A leading reinsurance hub in Europe

Luxembourg is the largest captive reinsurance market in the EU. International companies from all over the world have established around 200 reinsurance undertakings in the Grand Duchy.

 

There are several benefits of captive reinsurance. The premiums paid to the captive by the parent and affiliates of the group and the attached captive’s underwriting profits can be retained within the international group and used to finance the business activities of the other subsidiaries of the group.

The captive reinsurance, being an “in-house” reinsurance solution, allows its owner to tailor the insurance to suit the group’s specific requirements. In particular, international groups with different types of risks in different geographic locations may often have to purchase insurance policies from local providers. A captive can create a “one-stop shop” within the group, enabling the owner of the captive to allocate deductibles for each risk or territory.

The captive also centralises the risk management strategy of the international group, allowing for a better overall assessment of the group’s risk exposure and losses.

The role of reinsurance in the transfer of insurance risk

For several decades, Luxembourg has stood out as a financial centre specialised in fund management. However, it is also a well-established big captive reinsurance hub and many of these captive reinsurance companies are also clients of major insurers.

Thomas Lillelund
CEO, AIG Europe

The vast majority of reinsurance companies in Luxembourg are of the “captive” type which means they are subsidiaries of international groups and their principal objective is that of reinsuring the risks of the other companies in the group.

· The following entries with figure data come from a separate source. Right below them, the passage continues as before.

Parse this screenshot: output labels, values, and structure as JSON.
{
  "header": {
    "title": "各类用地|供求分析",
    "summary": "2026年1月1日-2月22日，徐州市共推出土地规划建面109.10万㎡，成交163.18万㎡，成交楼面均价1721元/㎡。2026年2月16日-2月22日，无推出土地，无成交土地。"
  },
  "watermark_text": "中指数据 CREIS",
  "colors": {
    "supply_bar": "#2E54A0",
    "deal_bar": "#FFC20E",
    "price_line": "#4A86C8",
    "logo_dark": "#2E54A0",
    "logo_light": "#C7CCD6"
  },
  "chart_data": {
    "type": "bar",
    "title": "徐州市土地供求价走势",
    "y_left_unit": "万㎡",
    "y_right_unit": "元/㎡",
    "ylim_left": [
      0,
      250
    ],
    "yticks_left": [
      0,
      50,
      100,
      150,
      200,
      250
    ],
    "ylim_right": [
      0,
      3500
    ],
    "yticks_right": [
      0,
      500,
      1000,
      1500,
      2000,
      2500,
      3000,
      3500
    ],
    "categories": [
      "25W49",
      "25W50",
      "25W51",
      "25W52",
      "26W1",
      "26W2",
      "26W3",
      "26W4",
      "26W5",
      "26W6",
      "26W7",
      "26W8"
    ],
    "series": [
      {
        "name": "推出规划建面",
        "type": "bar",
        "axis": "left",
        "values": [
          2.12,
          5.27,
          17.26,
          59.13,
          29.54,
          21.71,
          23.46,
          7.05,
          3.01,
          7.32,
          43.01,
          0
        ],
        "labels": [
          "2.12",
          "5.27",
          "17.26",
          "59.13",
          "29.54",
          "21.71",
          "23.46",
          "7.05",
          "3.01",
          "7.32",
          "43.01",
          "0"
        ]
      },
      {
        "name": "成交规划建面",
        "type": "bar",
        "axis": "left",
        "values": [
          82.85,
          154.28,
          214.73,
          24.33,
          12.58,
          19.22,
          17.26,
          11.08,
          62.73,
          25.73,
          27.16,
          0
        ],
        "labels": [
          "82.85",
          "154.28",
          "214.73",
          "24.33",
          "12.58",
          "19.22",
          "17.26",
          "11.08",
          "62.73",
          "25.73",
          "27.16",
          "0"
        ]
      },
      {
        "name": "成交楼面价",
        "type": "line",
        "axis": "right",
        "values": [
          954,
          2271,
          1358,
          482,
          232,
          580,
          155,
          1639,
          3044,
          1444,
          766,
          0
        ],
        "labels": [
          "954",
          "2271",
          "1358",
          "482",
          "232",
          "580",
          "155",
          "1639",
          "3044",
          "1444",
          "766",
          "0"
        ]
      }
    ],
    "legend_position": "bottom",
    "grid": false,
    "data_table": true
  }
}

Captive reinsurance is essentially an “in-house” insurance entity created to insure the parent company and its affiliated companies.

There is no difference in the European and Luxembourg domestic legislation between standard reinsurance companies and captives, both in terms of activities and taxation, but a captive largely restricts its activities to reinsuring other members of its group. Both captives and non-captives operate in a regulatory framework defined at the EU level by the Reinsurance Directive, transposed into Luxembourg legislation in December 2007, and by the Solvency II Directive, transposed in December 2015.